Please run the benchmark suite only with a fresh loaded Mathematica kernel, don't run it more then once during the same session and make sure that no other programs are running in the background which might disturb the performance measurement. Only if these requirements are guaranteed then the resulting timings are comparable.

1.2. Latest results

This is the latest version of Mathematica timing tests; (further results are welcome: stefan@steinhaus-net.de).

New results:

Apple Mac Pro 2,1, Intel Xeon x5365 (8 cores), 3 GHz, 16 GB, Mac OS X 10.5.2 [4]

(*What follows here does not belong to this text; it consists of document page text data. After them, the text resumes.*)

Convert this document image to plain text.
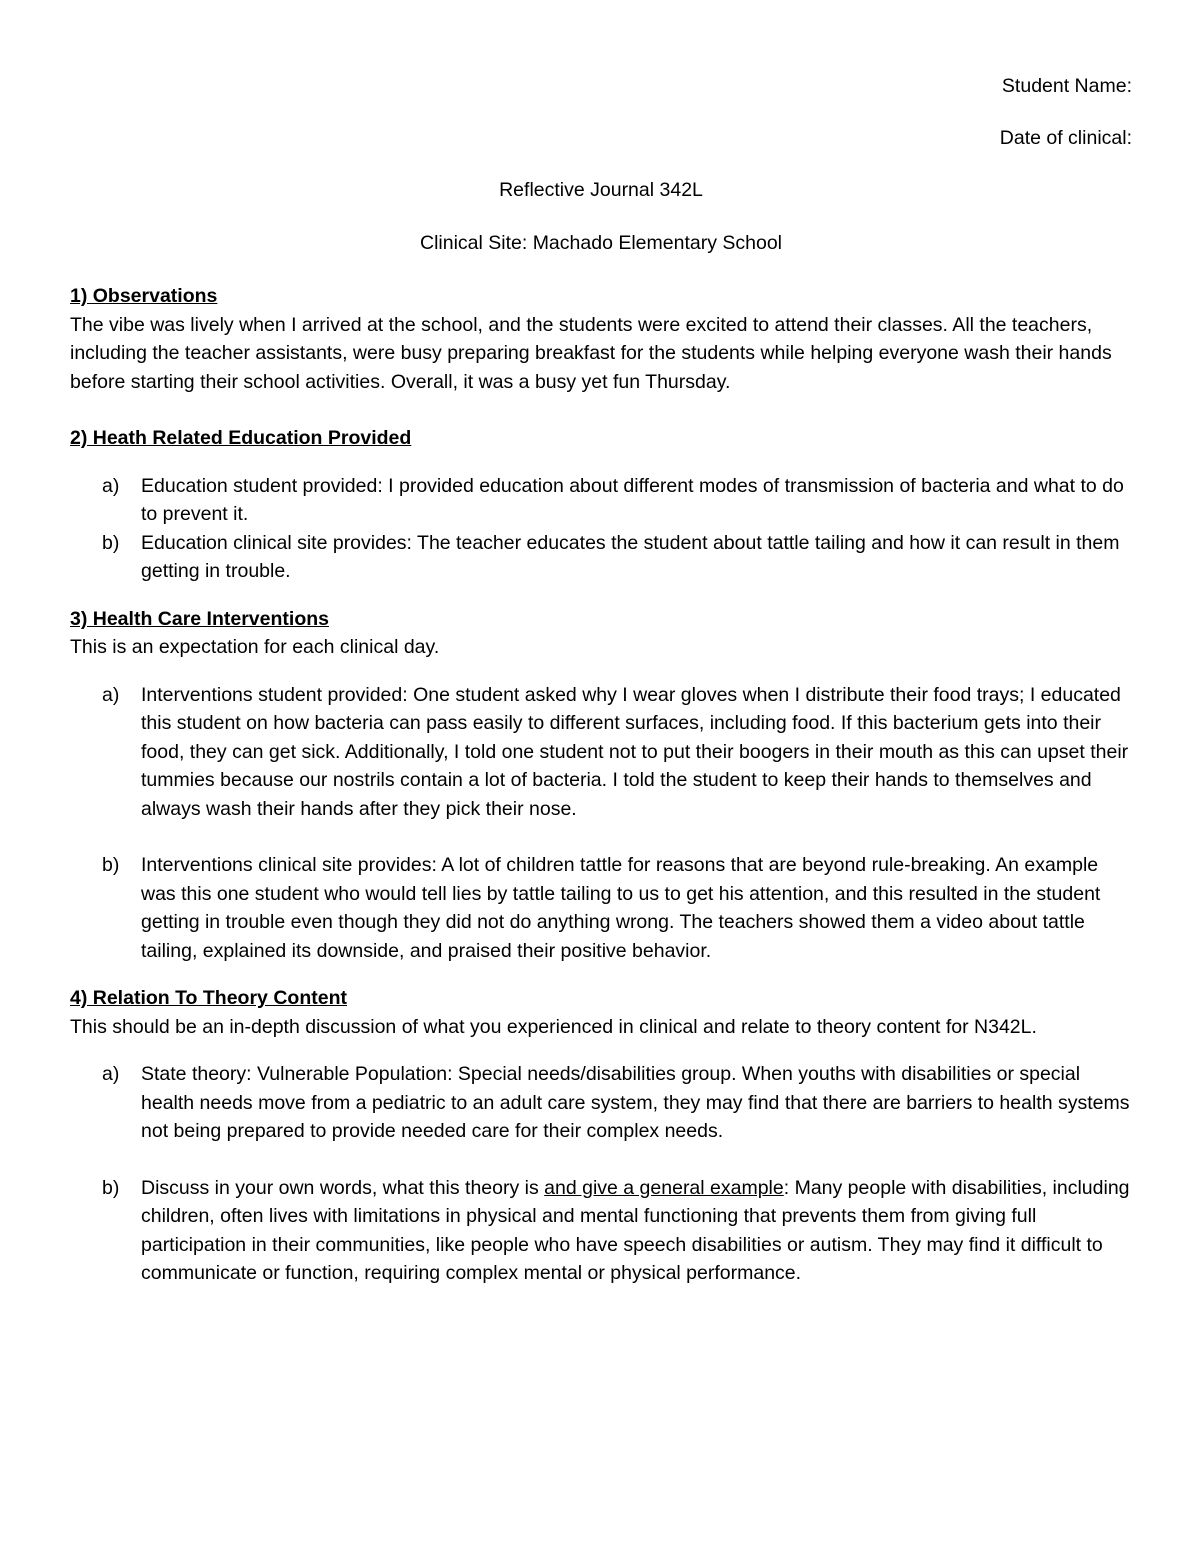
Student Name:

Date of clinical:

Reflective Journal 342L

Clinical Site: Machado Elementary School

1) Observations

The vibe was lively when I arrived at the school, and the students were excited to attend their classes. All the teachers, including the teacher assistants, were busy preparing breakfast for the students while helping everyone wash their hands before starting their school activities. Overall, it was a busy yet fun Thursday.

2) Heath Related Education Provided

a) Education student provided: I provided education about different modes of transmission of bacteria and what to do to prevent it.
b) Education clinical site provides: The teacher educates the student about tattle tailing and how it can result in them getting in trouble.

3) Health Care Interventions

This is an expectation for each clinical day.

a) Interventions student provided: One student asked why I wear gloves when I distribute their food trays; I educated this student on how bacteria can pass easily to different surfaces, including food. If this bacterium gets into their food, they can get sick. Additionally, I told one student not to put their boogers in their mouth as this can upset their tummies because our nostrils contain a lot of bacteria. I told the student to keep their hands to themselves and always wash their hands after they pick their nose.
b) Interventions clinical site provides: A lot of children tattle for reasons that are beyond rule-breaking. An example was this one student who would tell lies by tattle tailing to us to get his attention, and this resulted in the student getting in trouble even though they did not do anything wrong. The teachers showed them a video about tattle tailing, explained its downside, and praised their positive behavior.

4) Relation To Theory Content

This should be an in-depth discussion of what you experienced in clinical and relate to theory content for N342L.

a) State theory: Vulnerable Population: Special needs/disabilities group. When youths with disabilities or special health needs move from a pediatric to an adult care system, they may find that there are barriers to health systems not being prepared to provide needed care for their complex needs.
b) Discuss in your own words, what this theory is and give a general example: Many people with disabilities, including children, often lives with limitations in physical and mental functioning that prevents them from giving full participation in their communities, like people who have speech disabilities or autism. They may find it difficult to communicate or function, requiring complex mental or physical performance.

1.3. The benchmark functions

The intention of the benchmark suite is to cover the timings of important functions. The functions used in this benchmark suite have been grouped by mathematical topic groups. The following topics are covered:

Due to the fact that on most computers single functions are too fast to be used for reliable timings there is a delay factor implemented. The delay factor is a loop counter which is used to execute the specific function n times instead of just one time. The result will be a timing which is high enough to be compared.

1.3.1. Miscellaneous operations

The section miscellaneous operations covers typical data manipulation operations.

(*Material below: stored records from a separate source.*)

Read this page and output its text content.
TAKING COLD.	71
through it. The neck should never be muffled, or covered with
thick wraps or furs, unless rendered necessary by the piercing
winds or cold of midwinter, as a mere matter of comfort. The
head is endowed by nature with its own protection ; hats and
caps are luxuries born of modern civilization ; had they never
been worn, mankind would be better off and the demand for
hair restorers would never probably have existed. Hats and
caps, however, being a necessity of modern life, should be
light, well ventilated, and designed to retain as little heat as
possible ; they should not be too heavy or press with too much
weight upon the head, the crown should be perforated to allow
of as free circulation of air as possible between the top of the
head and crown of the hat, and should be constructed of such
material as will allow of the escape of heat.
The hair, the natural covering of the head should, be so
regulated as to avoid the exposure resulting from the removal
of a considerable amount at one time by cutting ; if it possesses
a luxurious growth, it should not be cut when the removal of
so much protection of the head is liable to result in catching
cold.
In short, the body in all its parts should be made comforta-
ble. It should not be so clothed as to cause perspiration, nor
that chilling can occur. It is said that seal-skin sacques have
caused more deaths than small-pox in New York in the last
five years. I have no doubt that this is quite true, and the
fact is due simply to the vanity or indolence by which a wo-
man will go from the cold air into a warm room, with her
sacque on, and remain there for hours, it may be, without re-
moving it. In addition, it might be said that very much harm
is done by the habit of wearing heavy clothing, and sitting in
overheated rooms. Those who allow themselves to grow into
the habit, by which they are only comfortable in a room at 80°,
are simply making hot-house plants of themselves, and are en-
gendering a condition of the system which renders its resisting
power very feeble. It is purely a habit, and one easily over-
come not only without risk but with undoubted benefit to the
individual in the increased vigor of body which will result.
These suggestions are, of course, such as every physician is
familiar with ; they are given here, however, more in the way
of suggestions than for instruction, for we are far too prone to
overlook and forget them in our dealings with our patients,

  1. Creation of a 800x800 random matrix, take the absolute values of this matrix, transposes the matrix, flattens it to a list and resizes it to a 40x16.000 matrix
  2. Sorting of 200.000 random values.

1.3.2. Integer computations

The section of integer computations covers operations with integere numbers as input and output most especially in terms of number theory.

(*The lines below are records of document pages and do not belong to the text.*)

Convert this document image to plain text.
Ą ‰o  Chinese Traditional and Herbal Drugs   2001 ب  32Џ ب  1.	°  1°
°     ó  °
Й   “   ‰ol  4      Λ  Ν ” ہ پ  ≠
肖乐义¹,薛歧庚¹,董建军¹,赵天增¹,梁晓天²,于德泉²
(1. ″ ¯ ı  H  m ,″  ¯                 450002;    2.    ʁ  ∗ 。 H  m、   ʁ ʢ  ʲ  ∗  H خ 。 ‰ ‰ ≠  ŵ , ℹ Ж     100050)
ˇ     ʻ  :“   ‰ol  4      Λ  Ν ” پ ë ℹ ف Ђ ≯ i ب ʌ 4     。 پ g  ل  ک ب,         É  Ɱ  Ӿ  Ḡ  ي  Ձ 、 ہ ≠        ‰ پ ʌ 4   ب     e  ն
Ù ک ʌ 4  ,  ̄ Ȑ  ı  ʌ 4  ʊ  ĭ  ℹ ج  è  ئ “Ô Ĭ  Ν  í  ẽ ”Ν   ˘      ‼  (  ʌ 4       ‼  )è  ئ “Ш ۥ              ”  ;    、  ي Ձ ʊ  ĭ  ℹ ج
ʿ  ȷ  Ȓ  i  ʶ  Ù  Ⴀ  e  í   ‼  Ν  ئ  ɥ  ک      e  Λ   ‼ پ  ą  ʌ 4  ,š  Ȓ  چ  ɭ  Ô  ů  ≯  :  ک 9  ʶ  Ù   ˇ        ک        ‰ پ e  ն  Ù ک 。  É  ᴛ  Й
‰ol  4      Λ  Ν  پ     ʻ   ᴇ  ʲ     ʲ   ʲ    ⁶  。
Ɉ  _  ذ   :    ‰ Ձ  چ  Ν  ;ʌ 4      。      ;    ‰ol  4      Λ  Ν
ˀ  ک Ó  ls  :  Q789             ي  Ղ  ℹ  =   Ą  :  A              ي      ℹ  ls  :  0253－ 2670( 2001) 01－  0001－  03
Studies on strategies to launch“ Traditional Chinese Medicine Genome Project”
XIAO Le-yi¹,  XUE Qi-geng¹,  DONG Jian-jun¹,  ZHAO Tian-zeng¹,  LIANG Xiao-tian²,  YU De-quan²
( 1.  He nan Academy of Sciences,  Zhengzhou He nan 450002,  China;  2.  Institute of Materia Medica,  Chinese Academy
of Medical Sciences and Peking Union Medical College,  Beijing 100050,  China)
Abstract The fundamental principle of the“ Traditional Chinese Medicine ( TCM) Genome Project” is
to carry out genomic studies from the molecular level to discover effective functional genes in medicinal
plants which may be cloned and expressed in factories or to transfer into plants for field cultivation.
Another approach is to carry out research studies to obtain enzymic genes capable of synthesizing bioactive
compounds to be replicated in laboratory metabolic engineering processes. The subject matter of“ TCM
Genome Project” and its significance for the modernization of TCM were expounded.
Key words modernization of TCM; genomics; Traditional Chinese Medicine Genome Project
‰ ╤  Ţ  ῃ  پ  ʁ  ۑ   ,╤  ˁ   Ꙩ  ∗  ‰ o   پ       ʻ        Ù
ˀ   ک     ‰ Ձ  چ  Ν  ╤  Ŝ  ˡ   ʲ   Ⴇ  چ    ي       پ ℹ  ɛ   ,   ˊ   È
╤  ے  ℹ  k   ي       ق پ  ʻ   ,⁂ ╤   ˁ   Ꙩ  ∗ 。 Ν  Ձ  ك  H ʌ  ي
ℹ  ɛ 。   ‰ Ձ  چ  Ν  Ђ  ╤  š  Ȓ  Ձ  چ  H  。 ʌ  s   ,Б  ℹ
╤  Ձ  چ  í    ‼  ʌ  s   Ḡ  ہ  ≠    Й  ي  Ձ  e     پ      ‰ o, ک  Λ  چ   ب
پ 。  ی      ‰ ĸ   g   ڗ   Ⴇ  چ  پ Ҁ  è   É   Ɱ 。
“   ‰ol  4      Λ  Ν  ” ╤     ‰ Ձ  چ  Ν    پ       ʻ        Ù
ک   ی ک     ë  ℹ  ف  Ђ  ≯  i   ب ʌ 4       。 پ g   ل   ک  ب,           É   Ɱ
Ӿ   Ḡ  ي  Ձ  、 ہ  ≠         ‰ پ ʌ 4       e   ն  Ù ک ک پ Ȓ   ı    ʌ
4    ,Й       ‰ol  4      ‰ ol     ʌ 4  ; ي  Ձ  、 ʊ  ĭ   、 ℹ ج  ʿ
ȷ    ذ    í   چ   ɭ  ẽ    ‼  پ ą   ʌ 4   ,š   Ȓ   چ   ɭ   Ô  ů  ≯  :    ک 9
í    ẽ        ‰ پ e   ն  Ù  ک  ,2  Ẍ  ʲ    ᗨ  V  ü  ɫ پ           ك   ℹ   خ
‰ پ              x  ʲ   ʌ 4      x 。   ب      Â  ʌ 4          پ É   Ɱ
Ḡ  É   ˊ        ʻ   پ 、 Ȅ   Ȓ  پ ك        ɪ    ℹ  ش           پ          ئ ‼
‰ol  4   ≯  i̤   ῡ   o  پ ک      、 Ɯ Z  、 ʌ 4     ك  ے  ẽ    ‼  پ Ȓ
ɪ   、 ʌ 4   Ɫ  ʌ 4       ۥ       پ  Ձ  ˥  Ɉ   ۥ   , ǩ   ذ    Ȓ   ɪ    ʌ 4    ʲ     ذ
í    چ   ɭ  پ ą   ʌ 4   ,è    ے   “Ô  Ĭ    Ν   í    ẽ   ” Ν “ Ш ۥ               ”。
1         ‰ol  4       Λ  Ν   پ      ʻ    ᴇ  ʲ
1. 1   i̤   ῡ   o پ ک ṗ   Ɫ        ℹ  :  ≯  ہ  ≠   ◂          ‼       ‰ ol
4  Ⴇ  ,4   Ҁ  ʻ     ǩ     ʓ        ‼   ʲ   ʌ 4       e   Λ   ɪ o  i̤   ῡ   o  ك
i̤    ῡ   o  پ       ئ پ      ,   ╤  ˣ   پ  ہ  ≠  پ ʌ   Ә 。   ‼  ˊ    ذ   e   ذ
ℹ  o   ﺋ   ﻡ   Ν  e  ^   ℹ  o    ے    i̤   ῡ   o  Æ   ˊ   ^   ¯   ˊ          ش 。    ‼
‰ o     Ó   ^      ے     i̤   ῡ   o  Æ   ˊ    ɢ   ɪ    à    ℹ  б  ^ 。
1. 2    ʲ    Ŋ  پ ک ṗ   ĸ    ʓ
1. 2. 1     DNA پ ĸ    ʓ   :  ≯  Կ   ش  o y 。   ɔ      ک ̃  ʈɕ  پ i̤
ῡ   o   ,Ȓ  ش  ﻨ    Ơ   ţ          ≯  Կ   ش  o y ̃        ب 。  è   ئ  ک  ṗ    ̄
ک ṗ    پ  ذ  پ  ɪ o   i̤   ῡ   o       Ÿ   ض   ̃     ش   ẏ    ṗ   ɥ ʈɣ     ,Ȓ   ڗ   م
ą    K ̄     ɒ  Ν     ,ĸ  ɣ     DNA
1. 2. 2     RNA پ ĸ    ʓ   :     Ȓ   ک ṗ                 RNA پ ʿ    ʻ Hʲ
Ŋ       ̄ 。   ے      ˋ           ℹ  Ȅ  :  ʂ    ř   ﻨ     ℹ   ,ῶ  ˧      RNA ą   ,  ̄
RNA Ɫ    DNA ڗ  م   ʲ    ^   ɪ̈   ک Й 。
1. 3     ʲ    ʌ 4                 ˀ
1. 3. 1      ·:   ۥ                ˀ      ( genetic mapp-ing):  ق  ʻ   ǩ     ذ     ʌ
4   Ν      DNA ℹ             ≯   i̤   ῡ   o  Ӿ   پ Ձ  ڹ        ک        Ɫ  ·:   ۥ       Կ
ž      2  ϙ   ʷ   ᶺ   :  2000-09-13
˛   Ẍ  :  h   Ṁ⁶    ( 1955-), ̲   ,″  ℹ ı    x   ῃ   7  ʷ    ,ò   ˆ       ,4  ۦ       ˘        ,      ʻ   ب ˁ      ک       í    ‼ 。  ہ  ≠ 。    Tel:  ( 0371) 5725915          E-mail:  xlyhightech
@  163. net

  1. Computation of the factorial of 680.001 (680.001!)
  2. Check of the first 400.000 numbers of the form x^2-1 whether they are Mersenne Prime numbers
  3. Computation of the first 370 Euler numbers of the polynomial n
  4. 800x800 Hilbert matrix

1.3.3. Floating point computations

The section of floating point computations covers several functions from simple math., Linear Algebra, Analysis and Statistics which have to work with floating point numbers.

  1. Creates a 500x500 random matrix and computes the Eigenvalues of it.
  2. Creates a 800x800 random matrix and computes an orthogonal and normalized set of it.
  3. Numerical integration of 6 triple integrals.
  4. Creates 2^19 random values, calculates the FFT followed by inverse FFT.
  5. Creates a table with 20 random values with 3 factor columns and calculates a 3 way ANOVA with 4 levels.

1.3.4. Symbolic computations

The symbolic computation section covers simple but time intensive symbolic computations.

  1. Creates a polynomial with more then 1.000 terms and expands it.
  2. Computation of a multidimensional Laplace transformation.

1.3.5. Graphics

The graphics section covers complex 2D and 3D graphics.

  1. Computation of a 6 level Koch snowflake.
  2. Computation of an graphics array containing 9 Mandelbrot graphics. Each graphic symbolizes a zoom into the previous Mandelbrot graphic.
  3. Computation of an graphics array with 3D parametric pipes and Klein bottles.

1.3.6. Animation

This section covers only a short excursion into the subject of animated graphics.

  1. Animation of a 3D heat mountain.